On September 23 Min Junyoung, Park Jong-sung, and Park Soo-hwan left base camp and bivouacked as planned in a crevasse at 4,900m. The following morning they left for the face, while the remaining members established an observation site at 4,700m. At 10 a.m. the climbing party radioed that Park Soohwan was coming down, as he didn’t feel he was in good enough shape for the climb. The remaining two continued and that night radioed that they had made a second bivouac at 5,350m. On the morning of the 25th the two men again radioed base camp to say they would be taking the right-hand couloir to reach the snowfield above and that both were in excellent condition. This was the last contact from the pair; bad weather engulfed the mountain, and sight of the climbers was lost.

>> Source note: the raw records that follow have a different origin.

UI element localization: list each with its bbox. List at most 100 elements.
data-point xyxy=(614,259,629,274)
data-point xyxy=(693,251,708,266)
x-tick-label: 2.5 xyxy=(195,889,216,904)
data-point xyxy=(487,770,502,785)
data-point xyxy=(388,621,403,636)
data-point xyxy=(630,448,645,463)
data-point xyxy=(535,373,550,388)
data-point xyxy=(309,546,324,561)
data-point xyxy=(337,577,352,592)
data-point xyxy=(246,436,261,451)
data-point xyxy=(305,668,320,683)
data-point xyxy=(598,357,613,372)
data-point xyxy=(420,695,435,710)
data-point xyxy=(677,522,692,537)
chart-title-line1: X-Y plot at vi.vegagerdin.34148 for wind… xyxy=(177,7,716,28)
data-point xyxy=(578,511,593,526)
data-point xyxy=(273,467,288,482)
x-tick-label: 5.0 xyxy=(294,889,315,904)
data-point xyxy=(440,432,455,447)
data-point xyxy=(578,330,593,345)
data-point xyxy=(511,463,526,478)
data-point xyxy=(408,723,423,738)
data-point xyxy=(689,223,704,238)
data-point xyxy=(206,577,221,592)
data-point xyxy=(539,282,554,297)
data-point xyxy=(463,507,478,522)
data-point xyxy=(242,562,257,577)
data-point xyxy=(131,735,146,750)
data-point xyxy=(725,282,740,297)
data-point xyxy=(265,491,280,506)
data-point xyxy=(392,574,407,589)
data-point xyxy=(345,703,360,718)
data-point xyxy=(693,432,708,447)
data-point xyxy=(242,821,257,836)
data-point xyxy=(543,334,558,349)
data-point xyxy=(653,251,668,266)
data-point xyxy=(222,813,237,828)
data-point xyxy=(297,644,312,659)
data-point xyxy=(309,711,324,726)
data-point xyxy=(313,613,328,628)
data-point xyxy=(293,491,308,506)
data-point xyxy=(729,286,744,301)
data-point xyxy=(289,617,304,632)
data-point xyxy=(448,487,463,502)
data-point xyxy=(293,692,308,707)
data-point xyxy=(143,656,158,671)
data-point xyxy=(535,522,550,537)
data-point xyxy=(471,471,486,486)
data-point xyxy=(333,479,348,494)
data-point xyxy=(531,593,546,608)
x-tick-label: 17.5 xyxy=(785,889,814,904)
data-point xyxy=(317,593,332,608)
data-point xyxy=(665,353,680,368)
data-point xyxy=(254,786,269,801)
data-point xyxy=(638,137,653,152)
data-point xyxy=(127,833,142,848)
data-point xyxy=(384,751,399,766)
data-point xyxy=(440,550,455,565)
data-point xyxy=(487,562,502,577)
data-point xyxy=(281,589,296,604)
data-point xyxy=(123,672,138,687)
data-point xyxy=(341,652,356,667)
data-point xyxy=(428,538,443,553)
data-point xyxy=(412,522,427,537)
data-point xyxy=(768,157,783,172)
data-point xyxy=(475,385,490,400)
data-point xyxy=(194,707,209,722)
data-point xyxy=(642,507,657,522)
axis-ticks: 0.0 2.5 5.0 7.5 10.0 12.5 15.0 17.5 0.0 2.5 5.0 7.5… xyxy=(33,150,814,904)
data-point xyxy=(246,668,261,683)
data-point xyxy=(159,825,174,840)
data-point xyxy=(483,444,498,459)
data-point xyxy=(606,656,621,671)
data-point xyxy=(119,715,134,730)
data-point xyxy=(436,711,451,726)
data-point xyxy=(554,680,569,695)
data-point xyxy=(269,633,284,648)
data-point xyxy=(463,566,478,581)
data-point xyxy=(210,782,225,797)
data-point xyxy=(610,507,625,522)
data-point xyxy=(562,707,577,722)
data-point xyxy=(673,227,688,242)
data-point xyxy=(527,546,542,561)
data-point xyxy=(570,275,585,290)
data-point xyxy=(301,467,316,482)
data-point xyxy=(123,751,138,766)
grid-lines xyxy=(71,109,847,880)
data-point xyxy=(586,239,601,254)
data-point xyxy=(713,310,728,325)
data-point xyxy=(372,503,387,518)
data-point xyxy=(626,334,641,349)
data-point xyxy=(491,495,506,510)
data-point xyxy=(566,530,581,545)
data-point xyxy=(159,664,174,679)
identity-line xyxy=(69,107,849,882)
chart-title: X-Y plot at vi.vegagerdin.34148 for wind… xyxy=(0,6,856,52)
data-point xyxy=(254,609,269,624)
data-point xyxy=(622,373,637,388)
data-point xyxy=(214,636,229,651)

When nothing had been heard by 8 a.m. on the 26th, Kim Dong-hwa and Park Soohwan returned to the observation site, where they noted the weather was now even worse and avalanches were increasing. They returned to base camp at noon, and the team decided to contact friends in Korea for assistance. A helicopter arrived the following morning, and Park Soo-hwan accompanied the pilot on a search of the face and summit area. A second flight scoured the upper face and west-northwest ridge. Over the next three days Kim and Park, with Sherpa assistance, searched the base of the wall but found no trace of the missing climbers. On October 5 the expedition members agreed there was no possibility of the pair still being alive, and further searches, which had been financed by Cheongju City Hall and the climbing community in Korea, were abandoned.
Min Jun-young had made a possible first ascent of Jikji Peak (6,235m), Pakistan, in 2007 [AAJ 2008, p. 350] and a new route on the northwest face of Spantik (7,027m) in 2009 [see elsewhere in this Journal]. The latter, climbed in alpine style, constituted revolutionary progress in Korean alpinism. Min’s loss has come as a great shock to the Korean climbing community.
(Translated by Peter Jensen-Choi).
Editor’s note: The only previously known attempts on this face were by Slovenians. In spring 1994 Tadej Golab and friends tried the northeast face, leading to the 6,005m east summit, but were forced down by poor weather and stonefall. They came back in the autumn but found the face too dry. In October 1995 Golab returned to the line with Tomaz Jeras and Dusan Polenik. The three climbed the initial 300m rocky section at UIAA VI/VI+ and A2, and continued on snow and ice, including a 50m pitch of 85° and a difficult serac barrier, to reach the east summit. Jeras remained there while the other two continued toward the main summit. However, they were thwarted by bad snow. Most of the 1,200m route (Terra Nostra, ED2) was climbed unroped, and they descended with only five rappels.